8 jul 2016
HR via 81 RO: Verbod handel in dierenporno is geen onrechtmatige overheidsdaad
HR 8 juli 2016, IEF 16097 ; ECLI:NL:HR:2016:1439 (Studio Martis c.s. tegen Staat der Nederlanden)
Geen onrechtmatige overheidsdaad. De Hoge Raad doet de zaak af zonder nadere motivering ex 81 lid 1 RO. Verbod op handel in dierenporno (Wet van 4 maart 2010, Stb. 111). Ontneming van eigendom (art. 1 Eerste Protocol EVRM) dan wel onevenredig nadeel? Reikwijdte van de stelplicht. Het Hof bekrachtigde [IEF 14299] het vonnis van de rechtbank dat van een schending van het eigendomsrecht alleen sprake kan zijn als er geen fair balance bestaat tussen het nagestreefde algemeen belang en de individuele belangen én dat er sprake is van een excessieve last. Daarvan is geen sprake, er is een ondernemersrisico.
Uit de Conclusie AG:
2.10. De onderdelen 1.13 en 1.14 zijn gericht tegen het (in alinea 2.7 hiervoor geciteerde) vervolg van de overweging. De klacht houdt in dat deze overweging blijk geeft van een onjuiste rechtsopvatting omtrent de begrippen “possessions” en “ontnemen”. Wat betreft de auteurs- en licentierechten is volgens de klacht sprake van een ontneming van “possessions”: de werken waarop auteursrecht rust en waarvoor door [eiseres] een licentie is verkregen kunnen, als gevolg van het wettelijk verbod, niet meer worden verhandeld; het bezit en de export daarvan zijn verboden verklaard in Nederland. De door het hof genoemde omstandigheid dat het bezit van en de handel in dierenpornografie in andere landen wel zijn toegestaan doet volgens de klacht daaraan niet af, nu het sinds 1 juli 2010 verboden is dit materiaal naar die landen te exporteren of vanuit Nederland rechten daarop over te dragen.

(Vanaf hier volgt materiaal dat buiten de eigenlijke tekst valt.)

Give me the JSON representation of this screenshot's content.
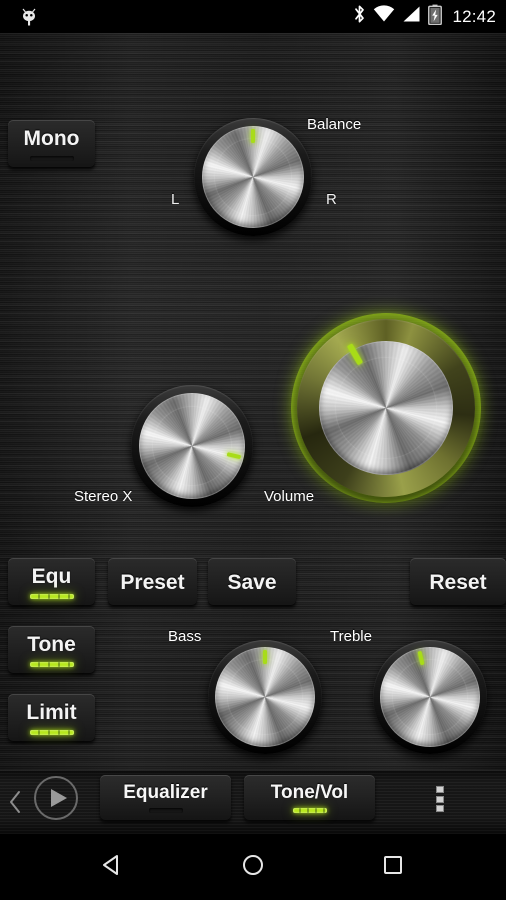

2.11. Het hof heeft in rov. 2.1 tot uitdrukking gebracht dat geen sprake is van een ontneming de iure van deze auteurs- en licentierechten: die rechten blijven gewoon bestaan en in handen van de rechthebbende. Van een de facto ontneming (algehele of nagenoeg algehele uitholling) van deze auteurs- en licentierechten is in de redenering van het hof geen sprake, omdat deze rechten voor de rechthebbende nog van nut kunnen zijn in landen waar de verhandeling van dit expliciete beeldmateriaal wel is toegestaan. Voor zover de klacht berust op de gedachte dat de gestelde auteurs- en licentierechten in Nederland niet vatbaar zijn voor vervreemding, berust zij op een onjuiste lezing van artikel 254a Sr: dat artikel verbiedt niet de vervreemding van een auteurs- of licentierecht. Voor zover de klacht berust op de gedachte dat een regulering van het gebruik van de gestelde auteurs- of licentierechten heeft te gelden als een ‘ontneming’ van eigendom, berust die klacht op een onjuiste rechtsopvatting: dit volgt uit de tekst van art. 1 Eerste Protocol EVRM.
2.12. Voor zover de klacht berust op de gedachte dat een verveelvoudiging (kopie) van de werken waarop de gestelde auteurs- en licentierechten rusten, zoals films, foto’s etc., vanaf 1 juli 2010 niet langer vanuit Nederland mag worden geëxporteerd en dat exemplaren van of gegevensdragers met zulk expliciet beeldmateriaal, indien na 1 juli 2010 in Nederland aanwezig, moeten worden vernietigd, slaagt de klacht evenmin. Het oordeel dat een auteurs- of licentierecht niet vervalt wanneer het uitsluitend buiten Nederland kan worden geëxploiteerd, is in dit cassatieberoep niet bestreden. Wel is denkbaar – en in dit geding is door de Staat ook onderkend − dat een territoriaal bepaald verbod als het onderhavige (weliswaar niet een ontneming, maar) een zodanige beperking/regulering van het gebruik door de rechthebbende van zijn auteurs- of licentierecht meebrengt dat de bescherming van het tweede lid van art. 1 Eerste Protocol EVRM kan worden ingeroepen. Die vraag is door het hof behandeld in rov. 2.4, waarop middel II betrekking heeft.